The Lahn is by no means so powerful a stream as is the Main or the Neckar; nor is it either picturesque, or even important as a waterway.

It has this one virtue, however: it forms a setting to Limburg's many-spired cathedral that is truly grand.

Limburg played a great part in the middle ages, and its origin goes far back into antiquity. Under Drusus a castellum was erected here, which was destroyed by the Franks and the Alemanni.

The counts of the lower Lahn province were among the most powerful in all Germany. They gave their city the name of[{182}] Roemercastel, which name, to some extent, may be said to live up to to-day. Later the Franks called it Lintburc, from the little river Linther, which flows into the Lahn at this point.

The cathedral of Limburg is the most imposing and homogeneous of all the romano-ogival edifices of Germany.

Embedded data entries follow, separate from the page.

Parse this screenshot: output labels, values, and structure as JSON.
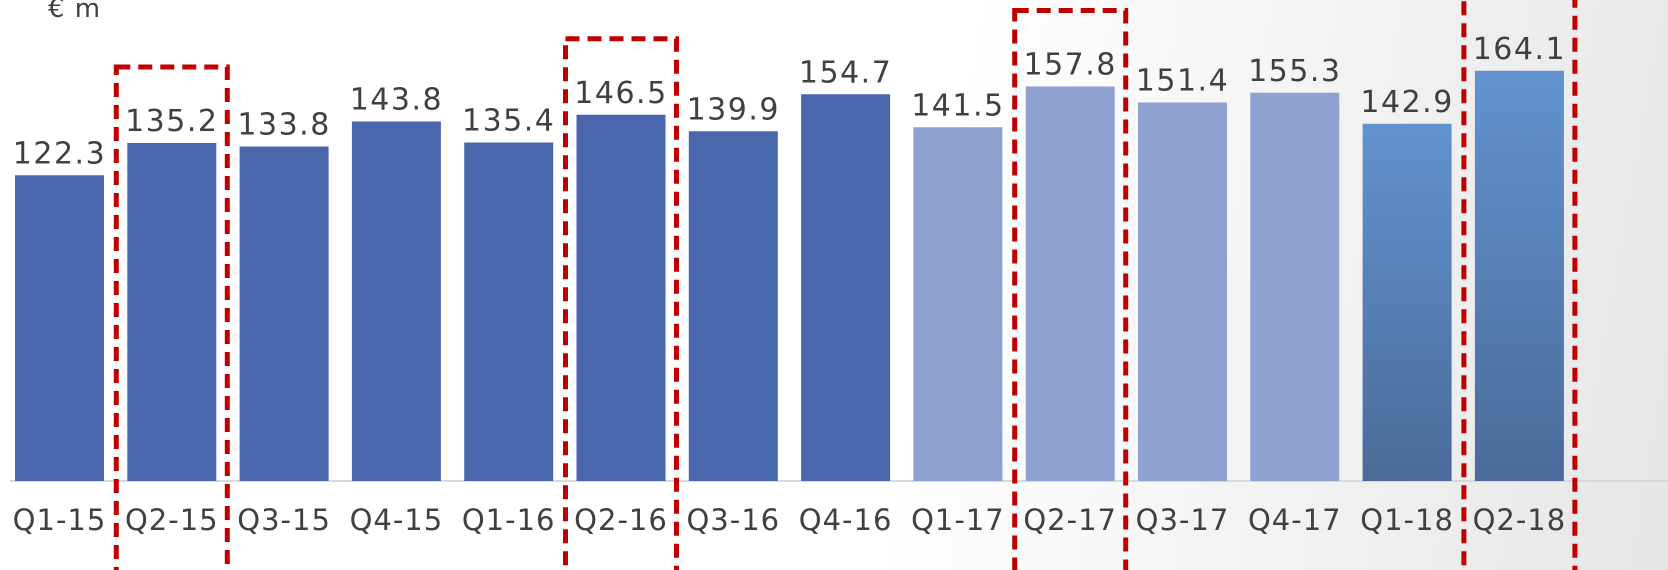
{
  "chart_data": {
    "type": "bar",
    "ylabel": "€ m",
    "categories": [
      "Q1-15",
      "Q2-15",
      "Q3-15",
      "Q4-15",
      "Q1-16",
      "Q2-16",
      "Q3-16",
      "Q4-16",
      "Q1-17",
      "Q2-17",
      "Q3-17",
      "Q4-17",
      "Q1-18",
      "Q2-18"
    ],
    "values": [
      122.3,
      135.2,
      133.8,
      143.8,
      135.4,
      146.5,
      139.9,
      154.7,
      141.5,
      157.8,
      151.4,
      155.3,
      142.9,
      164.1
    ],
    "highlighted": [
      "Q2-15",
      "Q2-16",
      "Q2-17",
      "Q2-18"
    ],
    "ylim": [
      0,
      170
    ],
    "grid": false,
    "colors": {
      "2015": "#4a67ae",
      "2016": "#4a67ae",
      "2017": "#8fa1d1",
      "2018_top": "#6193cf",
      "2018_bottom": "#4a6b99",
      "highlight_border": "#c00000",
      "axis": "#d9d9d9",
      "text": "#404040"
    }
  }
}
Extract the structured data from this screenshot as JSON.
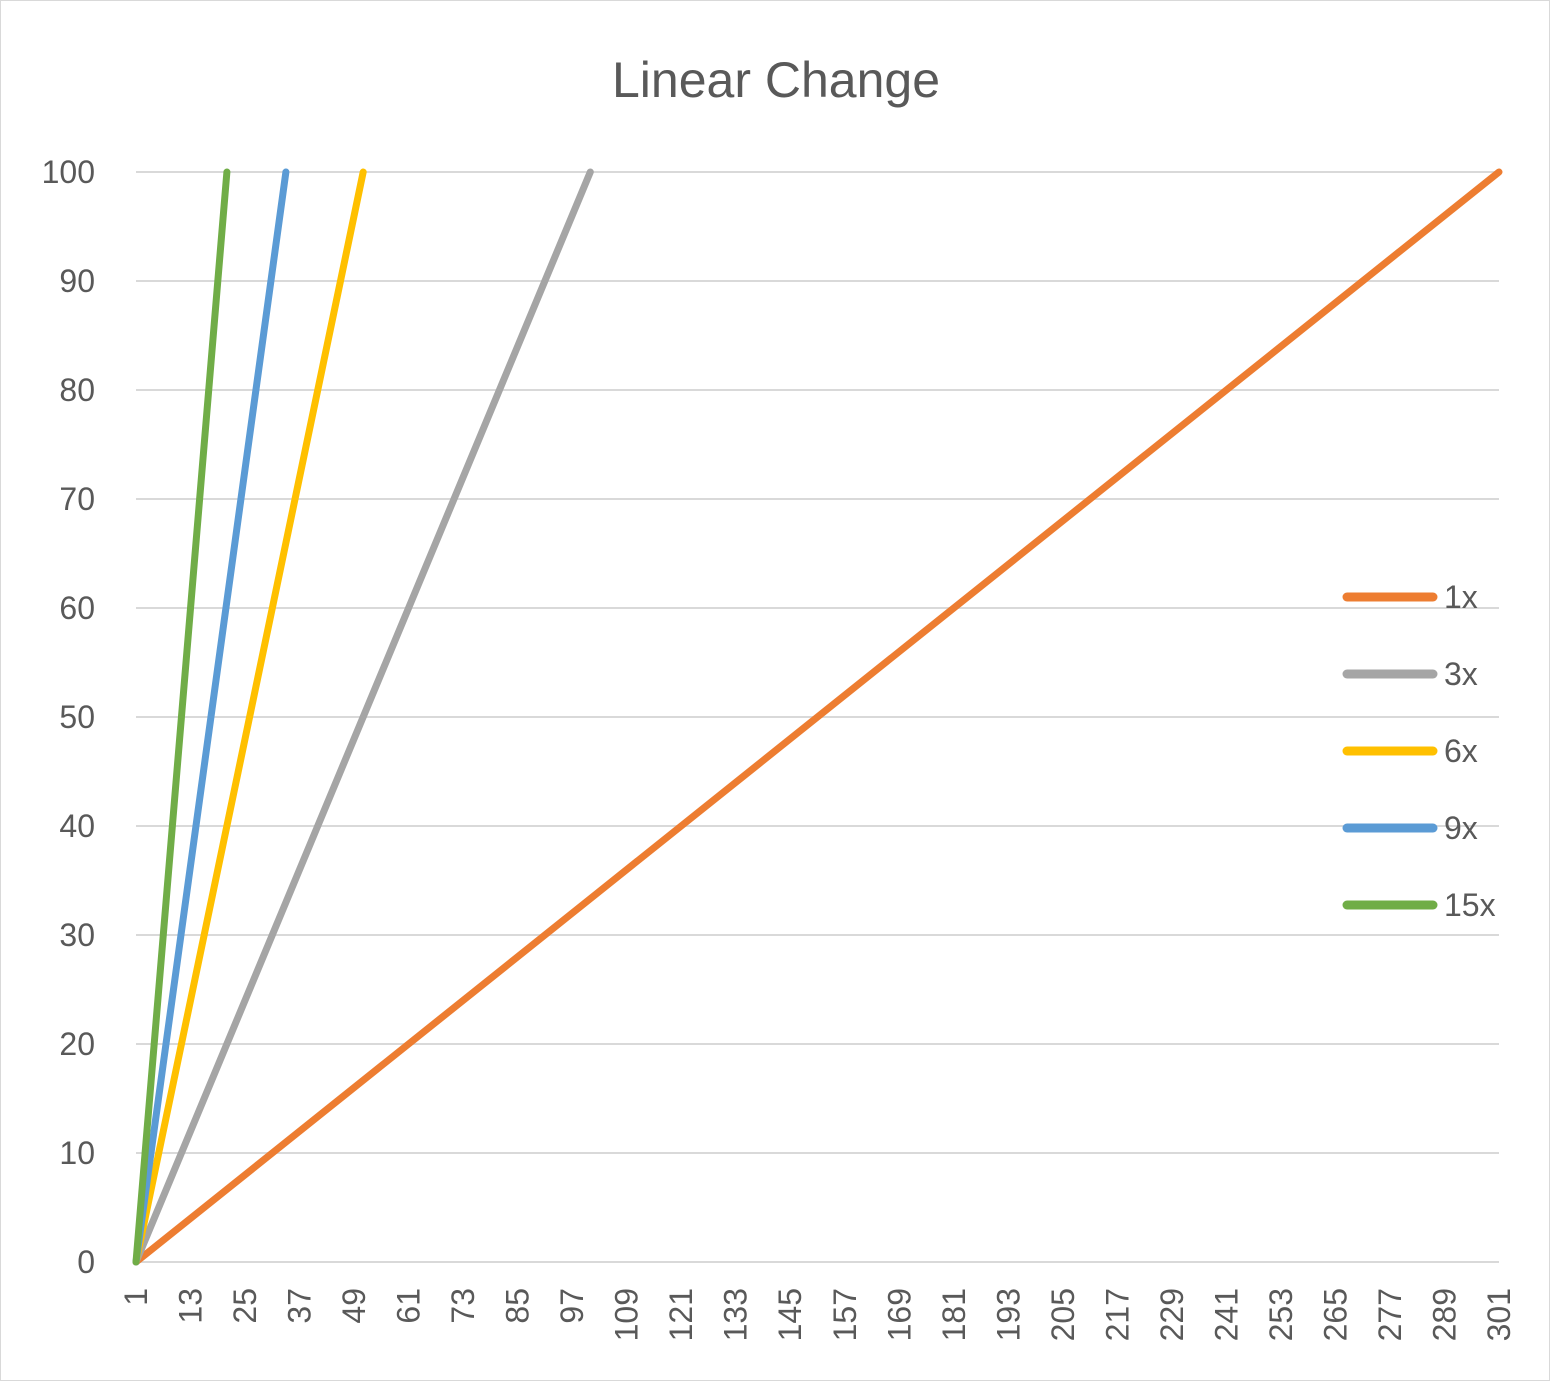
{
  "chart_data": {
    "type": "line",
    "title": "Linear Change",
    "xlabel": "",
    "ylabel": "",
    "ylim": [
      0,
      100
    ],
    "xlim": [
      1,
      301
    ],
    "y_ticks": [
      "0",
      "10",
      "20",
      "30",
      "40",
      "50",
      "60",
      "70",
      "80",
      "90",
      "100"
    ],
    "x_ticks": [
      "1",
      "13",
      "25",
      "37",
      "49",
      "61",
      "73",
      "85",
      "97",
      "109",
      "121",
      "133",
      "145",
      "157",
      "169",
      "181",
      "193",
      "205",
      "217",
      "229",
      "241",
      "253",
      "265",
      "277",
      "289",
      "301"
    ],
    "grid": "horizontal",
    "legend_position": "right",
    "series": [
      {
        "name": "1x",
        "color": "#ED7D31",
        "x": [
          1,
          301
        ],
        "y": [
          0,
          100
        ]
      },
      {
        "name": "3x",
        "color": "#A5A5A5",
        "x": [
          1,
          101
        ],
        "y": [
          0,
          100
        ]
      },
      {
        "name": "6x",
        "color": "#FFC000",
        "x": [
          1,
          51
        ],
        "y": [
          0,
          100
        ]
      },
      {
        "name": "9x",
        "color": "#5B9BD5",
        "x": [
          1,
          34
        ],
        "y": [
          0,
          100
        ]
      },
      {
        "name": "15x",
        "color": "#70AD47",
        "x": [
          1,
          21
        ],
        "y": [
          0,
          100
        ]
      }
    ]
  }
}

Consecrated to St. George, this church dates from the latter years of the twelfth century and the early part of the thirteenth. It was erected by Count Henry of Nassau, and replaced two more ancient edifices on the same site.

Without a doubt it is a mediæval monument which stands supreme in its class, though its grandeur comes not so much from mere magnitude as it does from the general disposition of its plan, and the wonderful blending of the transition elements which, after all is said and done, in Germany, are not elsewhere very pronounced.